Climat économique : l’incertitude domine mais la résilience reste visible
« Alors que les perspectives business restent contrastées et les indicateurs de défauts très élevés, plusieurs signaux laissent entrevoir un horizon plus dégagé. (…) La capacité de résilience des entreprises n’est plus à démontrer. Malgré une activité économique ralentie, les comptes 2024 affichent encore une belle tenue. » – Thierry Millon, Altares.
Altares observe également un léger mieux sur les retards de paiement et les taux d’impayés : « La situation se détend depuis le début de l’été. Autre indicateur encourageant, le taux d’impayés mensuels des PME calculé par les Urssaf est contenu sous 1 %. » Des améliorations modestes, mais qui laissent entrevoir un possible apaisement à partir de 2026, selon le cabinet.

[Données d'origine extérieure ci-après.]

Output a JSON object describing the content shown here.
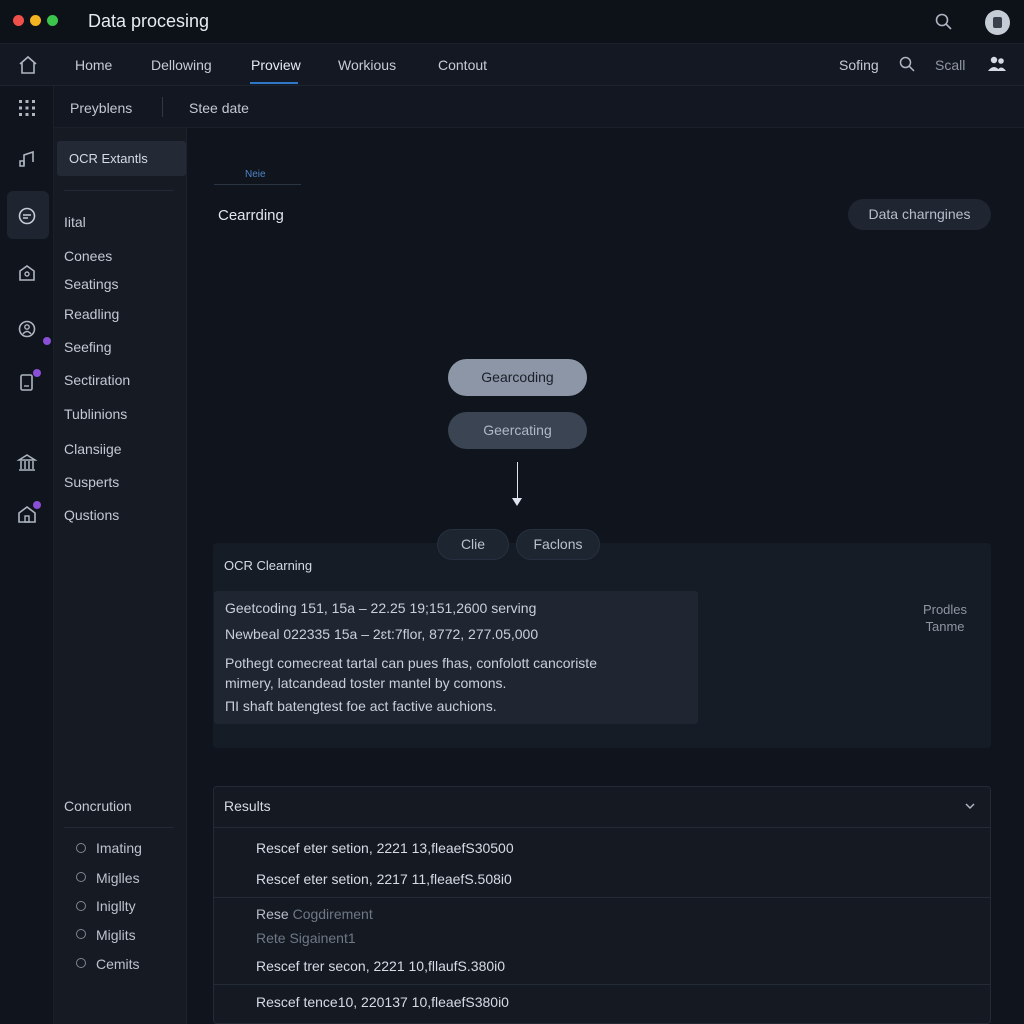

Bourgogne–Franche-Comté : une région à deux vitesses
En Bourgogne–Franche-Comté, 510 entreprises ont été placées en procédure collective au troisième trimestre 2025, soit une hausse de 8 % sur un an. La moitié des départements sont en amélioration, mais les contrastes restent forts. « En Bourgogne-Franche-Comté (510 ; +8 %), la moitié des départements est bien orientée et tout particulièrement le Jura qui, avec un recul de 26 %, efface la hausse de 30 % subie un an plus tôt. Parmi les départements dans le rouge figure le plus important de la région, la Côte-d’Or, qui compte plus de 120 procédures ouvertes sur trois mois, soit une explosion de +46 %. » – Extrait du communiqué Altares
Le Jura en net rebond
Le Jura se distingue comme l’un des territoires les plus performants de France ce trimestre, avec une baisse des défauts de 26 %. Cette amélioration fait suite à une période 2024 très difficile (+30 % de défaillances). Le secteur du bâtiment et les PME industrielles locales bénéficient d’un environnement plus favorable, appuyé par les dispositifs régionaux de soutien à la trésorerie.
La Côte-d’Or, épicentre de la dégradation
À l’inverse, la Côte-d’Or est l’un des départements français les plus touchés. Plus de 120 procédures ont été ouvertes entre juillet et septembre, une hausse spectaculaire de 46 %. Les secteurs de la restauration, du commerce de détail et de la métallurgie figurent parmi les plus exposés, selon les chambres consulaires.
Une stabilité prudente ailleurs
La Saône-et-Loire, le Doubs et la Haute-Saône parviennent à stabiliser leur sinistralité, confirmant la résilience du tissu de TPE locales et la diversification des activités industrielles (microtechnique, agroalimentaire, transport).
Une région en quête d’équilibre
Malgré une hausse globale des défaillances, la Bourgogne–Franche-Comté se distingue par sa résilience structurelle : ancrage territorial fort, densité de réseaux économiques et dynamique de transformation industrielle. Les dispositifs régionaux de soutien à la transition énergétique et à la relocalisation, ainsi que les coopérations entre CCI, clusters et acteurs publics, permettent d’amortir les chocs.
En conclusion, Altares souligne que « derrière l’épais brouillard de cette rentrée, des opportunités ciblées se profilent déjà » et qu’« une stratégie prudente et sélective doit permettre aux entreprises de renouer avec une dynamique de conquête ».
Une région symbole de la France des contrastes
Entre le rebond du Jura et les difficultés de la Côte-d’Or, la Bourgogne–Franche-Comté illustre la France des deux visages : une économie locale attachée à son territoire, mais toujours vulnérable aux vents contraires nationaux.Si le dernier trimestre 2025 confirmera ou non la stabilisation espérée, la région demeure un laboratoire de résilience et d’adaptation, fidèle à son esprit d’entreprise.